I understood the OP to have said something along the lines of if we have a fixed cost per object then we should bias towards smaller objects if we want to minimize that cost.

And totally legibility and/or simplicity. I'll take something I can reason about and maintain over something more complicated just to eek out a tiny better hit ratio. That said, if you're caching at scale your 0.05% hit ratio can be a big deal.

As a matter of personal taste/opinion I also shy away from close loop systems. Feedback makes things complicated in non-intuitive ways. Caffeine seems neat in terms of using feedback to adjust the cache to the workload - as always test with your workloads and pick what is best for your situation.

The thing is that untangling the logic often reveals either new feature opportunities that would have been ugly to implement previously, or new optimization opportunities because the code is clearer, and possibly two things that seemed unrelated before are now obviously related.

If I can't figure out how to make code faster without cheesing it I'll just follow the campsite rule and hope for inspiration (the more you work with code the more you understand it, and I might as well clean while I'm here)

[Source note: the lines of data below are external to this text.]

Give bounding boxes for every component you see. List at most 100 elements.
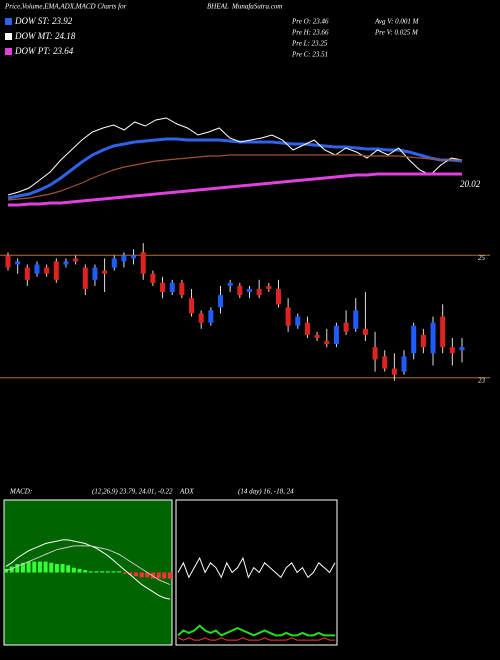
symbol: BHEAL <box>207 3 229 11</box>
candle-body <box>179 282 185 296</box>
candle-body <box>92 267 98 280</box>
histogram-bar <box>9 566 14 573</box>
stat: Pre C: 23.51 <box>291 51 328 59</box>
histogram-bar <box>128 572 133 575</box>
price-annotation: 20.02 <box>460 179 481 189</box>
y-tick-label: 25 <box>478 254 486 262</box>
candle-body <box>44 267 50 274</box>
histogram-bar <box>49 562 54 573</box>
candle-body <box>63 261 69 265</box>
candle-body <box>34 264 40 274</box>
histogram-bar <box>134 572 139 577</box>
y-tick-label: 23 <box>478 376 486 384</box>
legend-label: DOW PT: 23.64 <box>14 46 74 56</box>
series-line <box>177 624 335 637</box>
histogram-bar <box>37 561 42 573</box>
candle-body <box>131 255 137 259</box>
candle-body <box>237 285 243 296</box>
histogram-bar <box>77 568 82 573</box>
candle-body <box>111 258 117 268</box>
panel-subtitle: (12,26,9) 23.79, 24.01, -0.22 <box>92 488 173 496</box>
candle-body <box>218 295 224 308</box>
series-line <box>177 556 336 579</box>
histogram-bar <box>156 572 161 579</box>
histogram-bar <box>139 572 144 578</box>
histogram-bar <box>151 572 156 579</box>
histogram-bar <box>71 567 76 573</box>
candle-body <box>275 288 281 305</box>
histogram-bar <box>111 571 116 573</box>
histogram-bar <box>122 572 127 574</box>
candle-body <box>343 322 349 332</box>
candle-body <box>285 307 291 326</box>
histogram-bar <box>26 561 31 573</box>
legend-swatch <box>5 18 12 25</box>
candle-body <box>362 328 368 335</box>
histogram-bar <box>145 572 150 578</box>
candle-body <box>449 347 455 354</box>
candle-body <box>150 273 156 283</box>
candle-body <box>140 252 146 274</box>
histogram-bar <box>168 572 172 579</box>
series-line <box>8 172 462 207</box>
histogram-bar <box>60 564 65 573</box>
histogram-bar <box>54 564 59 573</box>
page-title: Price,Volume,EMA,ADX,MACD Charts for <box>4 3 127 11</box>
histogram-bar <box>94 571 99 573</box>
candle-body <box>73 258 79 262</box>
series-line <box>5 545 171 586</box>
stat: Pre O: 23.46 <box>291 18 329 26</box>
candle-body <box>5 255 11 268</box>
legend-label: DOW MT: 24.18 <box>14 31 76 41</box>
histogram-bar <box>66 565 71 573</box>
candle-body <box>372 347 378 360</box>
candle-body <box>24 267 30 280</box>
candle-body <box>420 334 426 348</box>
candle-body <box>430 322 436 354</box>
stat: Pre L: 23.25 <box>291 40 328 48</box>
candle-body <box>169 282 175 293</box>
histogram-bar <box>105 571 110 573</box>
candle-body <box>15 261 21 265</box>
histogram-bar <box>4 568 8 573</box>
candle-body <box>333 325 339 345</box>
histogram-bar <box>162 572 167 579</box>
series-line <box>5 539 171 600</box>
series-line <box>7 137 463 200</box>
panel-title: ADX <box>179 488 194 496</box>
candle-body <box>295 316 301 326</box>
series-line <box>177 637 335 641</box>
candle-body <box>459 347 465 351</box>
legend-swatch <box>5 48 12 55</box>
candle-body <box>121 255 127 262</box>
series-line <box>7 154 462 201</box>
candle-body <box>324 341 330 345</box>
candle-body <box>227 282 233 286</box>
stat: Avg V: 0.001 M <box>374 18 420 26</box>
panel-background <box>175 499 338 646</box>
candle-body <box>198 313 204 323</box>
histogram-bar <box>20 562 25 573</box>
candle-body <box>382 356 388 369</box>
candle-body <box>53 261 59 280</box>
candle-body <box>102 270 108 274</box>
candle-body <box>314 334 320 338</box>
histogram-bar <box>32 561 37 573</box>
histogram-bar <box>100 571 105 573</box>
candle-body <box>189 298 195 314</box>
legend-swatch <box>5 33 12 40</box>
site: MunafaSutra.com <box>231 3 282 11</box>
histogram-bar <box>88 571 93 573</box>
candle-body <box>391 368 397 375</box>
candle-body <box>266 285 272 289</box>
candle-body <box>440 316 446 348</box>
histogram-bar <box>117 571 122 573</box>
candle-body <box>160 282 166 293</box>
candle-body <box>246 288 252 293</box>
histogram-bar <box>83 570 88 573</box>
candle-body <box>401 356 407 372</box>
panel-subtitle: (14 day) 16, -18, 24 <box>238 488 294 496</box>
histogram-bar <box>43 561 48 573</box>
candle-body <box>353 310 359 329</box>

You might be interested in this thread [1] where I described an idea for how to incorporate the latency penalty into the eviction decision. A developer even hacked a prototype that showed promise. The problem is that there is not enough variety in the available trace data to be confident that a design isn't overly fit to a particular workload and doesn't generalize. As more data sets become available it will become possible to experiment with ideas and fix unexpected issues until a correct, simple, elegant design emerges.

[1] https://github.com/ben-manes/caffeine/discussions/1744

I'll check it out.

The thing is that the math changes when the system is saturated. The closer you get to tipping over, the more each new request costs. I feel like I can clearly recall times when I had to make a Sophie's Choice between p50 and p95 times because of issues of this sort.